What is Neuro Linguistic Programming & How Does it Work to Treat Addiction?
NLP is based on a belief that using language, people can programme themselves to behave in different ways. NLP therapists believe that neural pathways in the brain are mapped through, among other things, the use of language. By repeating certain phrases and carrying out certain changed behaviours at the same time, they claim neural pathways can be strengthened and new forms of behaviour can become more habitual than the old ones.
NLP practitioners recognise that a person will have sequentially different neural pathways relating to addiction. One pathway is the way of the part of the person that likes and relies on the addiction. Another pathway will be the way of the part of the person that is shamed, revolted, guilty or bored by the addiction.
How do NLP Practitioners Seek to Change Addictive Behaviours?

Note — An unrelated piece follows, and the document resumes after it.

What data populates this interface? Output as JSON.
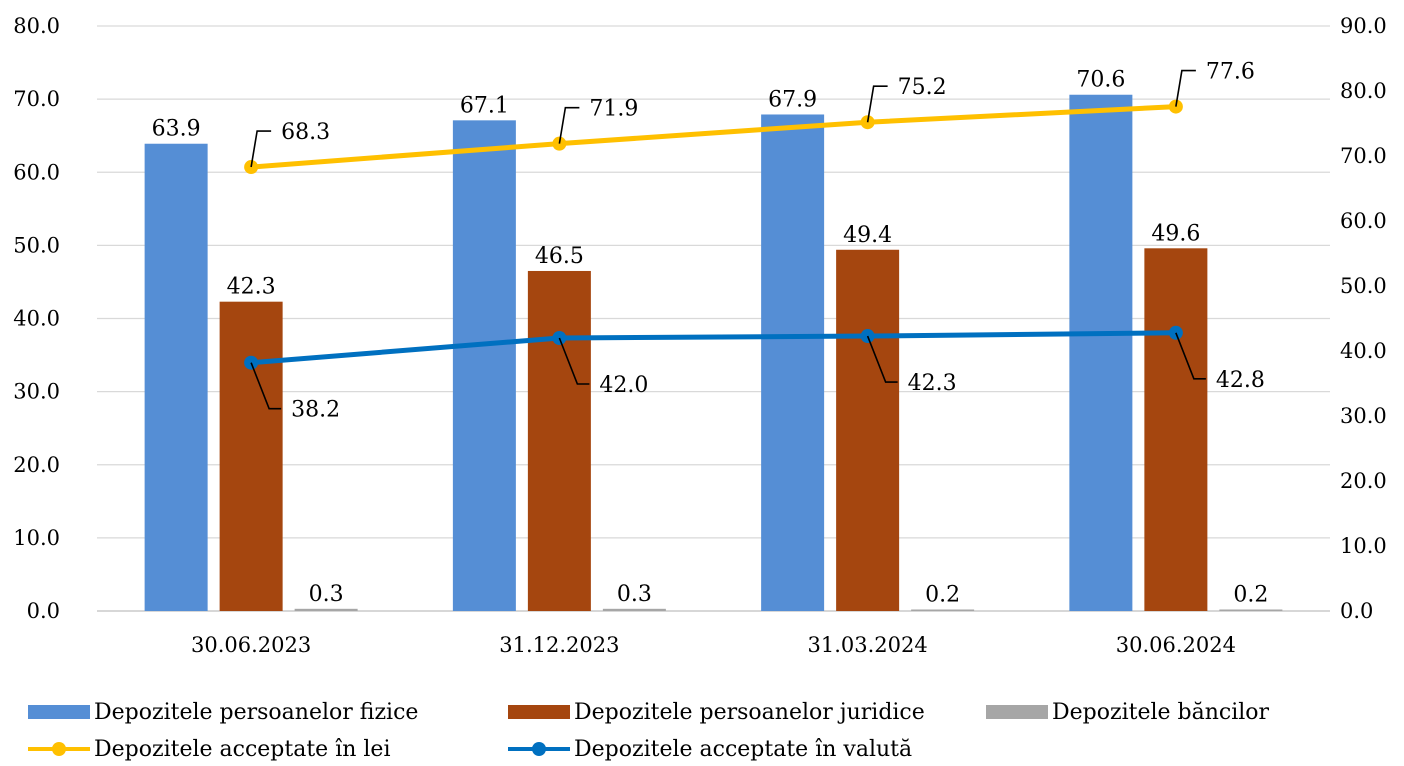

The NLP strategy involves encouraging the person to cultivate awareness and acceptance of both neural pathways, or parts of the self. Then the person is encouraged to consider which pathway they would like to strengthen, and why. The NLP therapist will then ask questions designed to lead the person repeatedly and with intent down their chosen path.
NLP therapist Richard Bolstad in his article “Transforming Recovery”, claims that people who use their methods are more likely to successfully conquer their addictions than those who follow confrontational therapies such as the Alcoholics Anonymous method. He interprets these therapies as classifying desire for the addiction as wholly “bad” and the desire for non-addiction wholly “good.” NLP practitioners claim this prevents people from acknowledging their addictive traits as a legitimate part of themselves.
Disadvantages of NLP in the Treatment of Addiction
Neuro Linguistic programming has arguably been more successfully applied in the areas of business, sales and interpersonal skills building than in the treatment of medically related conditions. Richard Bolstad admits in his article that NLP techniques may conquer an addiction but leave untouched possible underlying anxieties that could cause addiction to resurface.
NLP has been particularly influential in the area of life coaching, another young discipline with an emphasis on speed, effectiveness and changing surface behaviours. It can have appeal for those who would like to find solutions quickly and without involving too many other people.
Neuro Linguistic Programming is considered by some to be a pseudo-science. It does not rest on the same base of empirical research as other forms of therapy, and to be a practitioner does not require a degree or years of study. Due to these reasons and others, it is also cheaper and more accessible —- especially online — than a number of conventional therapies and treatments.
Some very recent research using techniques of brain imaging has in fact supported NLP’s claims to be able to strengthen and change neural pathways.